Closed Rangi42 closed 3 years ago
A simple solution would be to just pick a starting index, same as how tiles work:
(This should say "Start at Palette" for most tilemap formats, e.g. for GBC you'd pick a palette index from 0 to 7. For Plain and GBA 8bpp tilemaps, which only have a single 256-color palette, it would change to "Start at Index" and pick an index within the palette from $00 to $FF.)
(If a "Color 0" is chosen it would always use index 0, or whichever index is zero/transparent for the current palette for multi-palette formats.)
Note, ExpoSeed found that this nonzero origin comes from LoadPalette(sRegionMapBg_Pal, 0x70, 0x60);
in src/region_map.c. The 0x70 is the starting index; the 0x60 is the size in byte (loads 48 colors 2 bytes per color). Technically it only needs to copy 32 colors (0x40).
pokeemerald's main Town Map files are graphics/pokenav/region_map_map.bin (a Plain tilemap) and graphics/pokenav/region_map.png. (There's also a slightly different 4bpp graphics/interface/region_map.{bin,png,pal}, used for the Pokédex area map in src/pokedex_area_region_map.c.)
The problem is that region_map.png's palette starts at index 112 (hex $70), i.e. the first seven 16-color palettes are skipped:
If you mock up a new Town Map and run Image to Tiles on it, the generated PLTE will start at index 0.

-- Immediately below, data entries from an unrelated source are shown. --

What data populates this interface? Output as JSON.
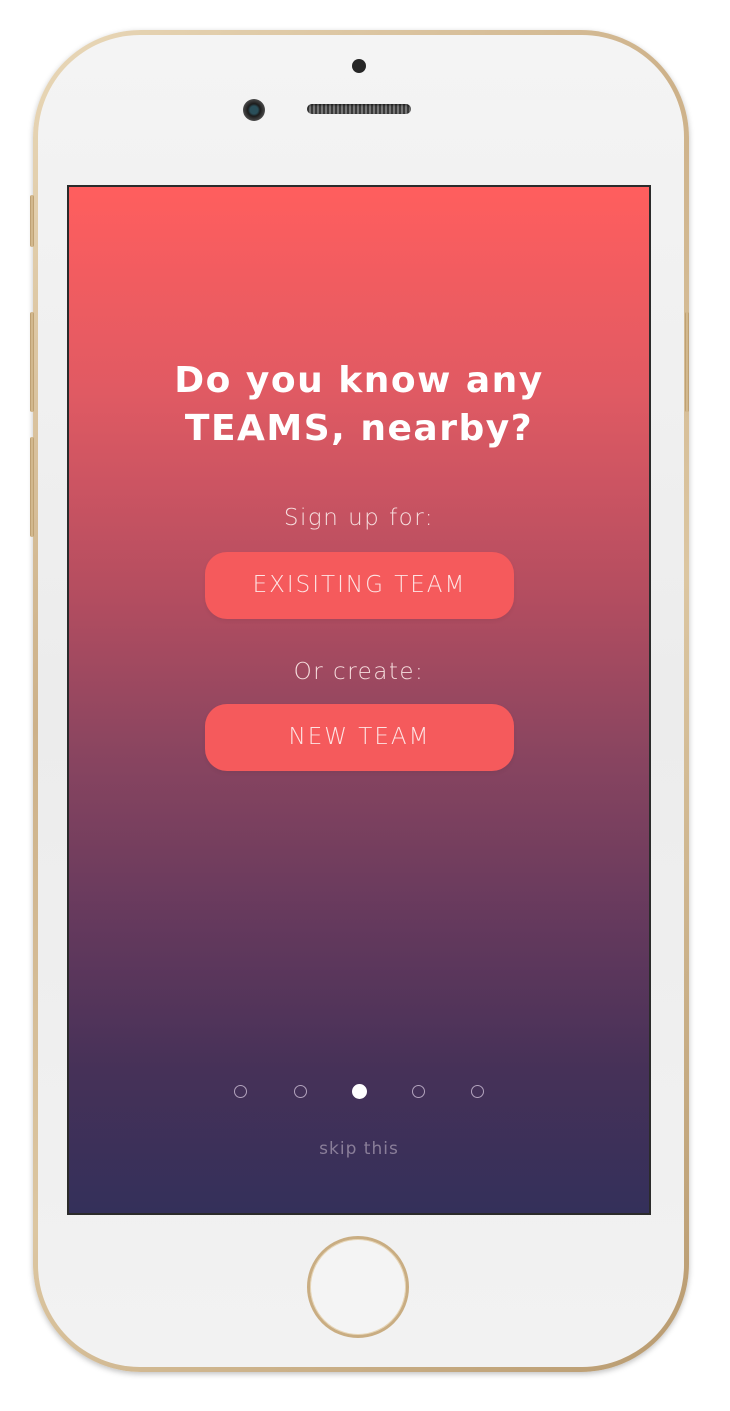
{
  "onboarding": {
    "headline_line1": "Do you know any",
    "headline_line2": "TEAMS, nearby?",
    "signup_label": "Sign up for:",
    "existing_team_button": "EXISITING TEAM",
    "create_label": "Or create:",
    "new_team_button": "NEW TEAM",
    "skip_link": "skip this"
  },
  "pager": {
    "total_pages": 5,
    "current_page": 3
  },
  "colors": {
    "gradient_top": "#ff5e5e",
    "gradient_bottom": "#34305a",
    "button_fill": "#f55a5c",
    "phone_frame": "#cdb189"
  }
}
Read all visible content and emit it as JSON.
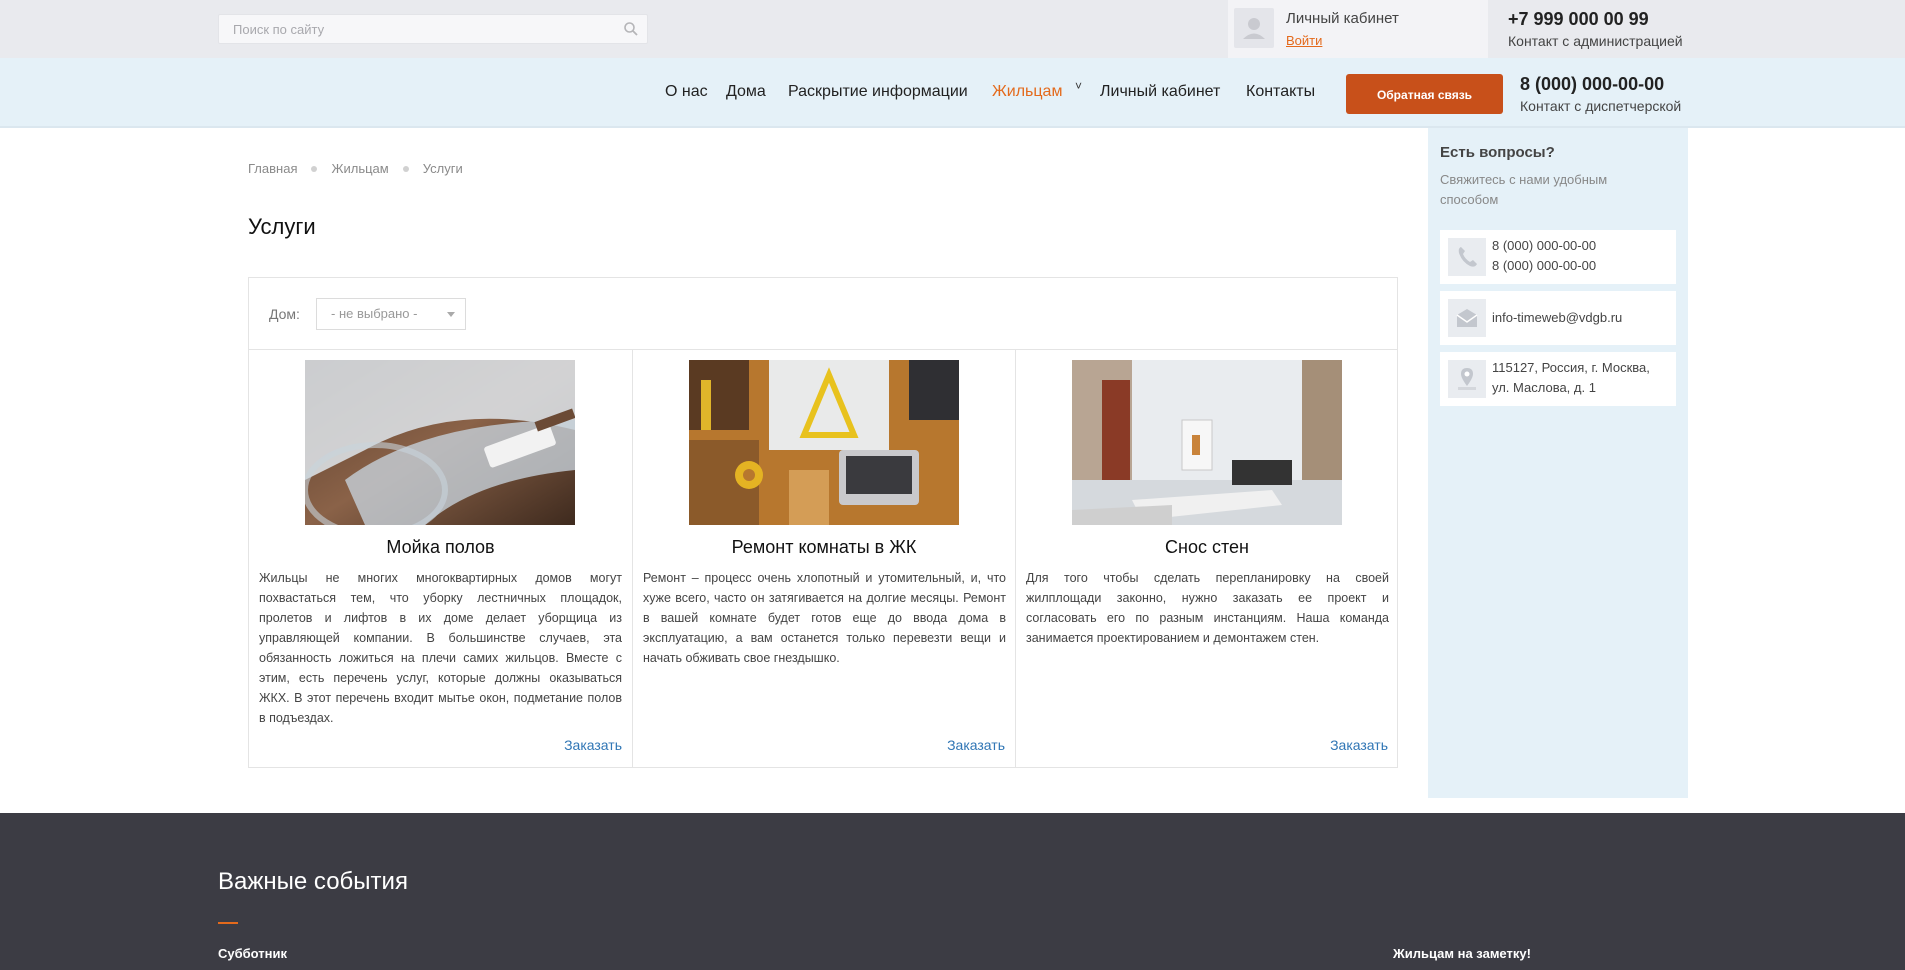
{
  "header": {
    "search_placeholder": "Поиск по сайту",
    "cabinet_title": "Личный кабинет",
    "cabinet_login": "Войти",
    "admin_phone": "+7 999 000 00 99",
    "admin_label": "Контакт с администрацией"
  },
  "nav": {
    "items": [
      "О нас",
      "Дома",
      "Раскрытие информации",
      "Жильцам",
      "Личный кабинет",
      "Контакты"
    ],
    "active": "Жильцам",
    "caret": "˅",
    "feedback_button": "Обратная связь",
    "dispatcher_phone": "8 (000) 000-00-00",
    "dispatcher_label": "Контакт с диспетчерской"
  },
  "breadcrumb": [
    "Главная",
    "Жильцам",
    "Услуги"
  ],
  "page_title": "Услуги",
  "filter": {
    "label": "Дом:",
    "selected": "- не выбрано -"
  },
  "services": [
    {
      "title": "Мойка полов",
      "description": "Жильцы не многих многоквартирных домов могут похвастаться тем, что уборку лестничных площадок, пролетов и лифтов в их доме делает уборщица из управляющей компании. В большинстве случаев, эта обязанность ложиться на плечи самих жильцов. Вместе с этим, есть перечень услуг, которые должны оказываться ЖКХ. В этот перечень входит мытье окон, подметание полов в подъездах.",
      "order": "Заказать"
    },
    {
      "title": "Ремонт комнаты в ЖК",
      "description": "Ремонт – процесс очень хлопотный и утомительный, и, что хуже всего, часто он затягивается на долгие месяцы. Ремонт в вашей комнате будет готов еще до ввода дома в эксплуатацию, а вам останется только перевезти вещи и начать обживать свое гнездышко.",
      "order": "Заказать"
    },
    {
      "title": "Снос стен",
      "description": "Для того чтобы сделать перепланировку на своей жилплощади законно, нужно заказать ее проект и согласовать его по разным инстанциям. Наша команда занимается проектированием и демонтажем стен.",
      "order": "Заказать"
    }
  ],
  "sidebar": {
    "question": "Есть вопросы?",
    "subtitle": "Свяжитесь с нами удобным способом",
    "phone1": "8 (000) 000-00-00",
    "phone2": "8 (000) 000-00-00",
    "email": "info-timeweb@vdgb.ru",
    "address1": "115127, Россия, г. Москва,",
    "address2": "ул. Маслова, д. 1"
  },
  "footer": {
    "title": "Важные события",
    "left_item": "Субботник",
    "right_item": "Жильцам на заметку!"
  },
  "colors": {
    "accent": "#e46a1c",
    "button": "#c8501a",
    "nav_bg": "#e5f1f8",
    "footer_bg": "#3c3c44",
    "link": "#3076b5"
  }
}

A workaround for this is to open the PNG in Aseprite; switch to Sprite→Color Mode→RGB Color; click-and-drag to select the color swatches starting at 0 and Ctrl+C to copy them; click on index 112 and Ctrl+V to paste them there instead; similarly copy-and-paste some of the unused black swatches onto the ones starting at 0; then switch back to Indexed color mode and File→Save. This will remap the used indexes from 0 to 112.
(Note, one thing that makes this difficult to work around is that it's a plain tilemap. For a GBA 4bpp tilemap, you could just generate a JASC palette like pokeemerald's various .pal files; edit it in a text editor to shift the colors down; edit the tilemap in Tilemap Studio's Palettes tab to shift the palette indexes from 0 to 7; and edit the project to include a palette from the .pal file instead of from the PNG's indexed PLTE.)
There should be a better way to do this, ideally flexible enough to accommodate other weird palette requirements.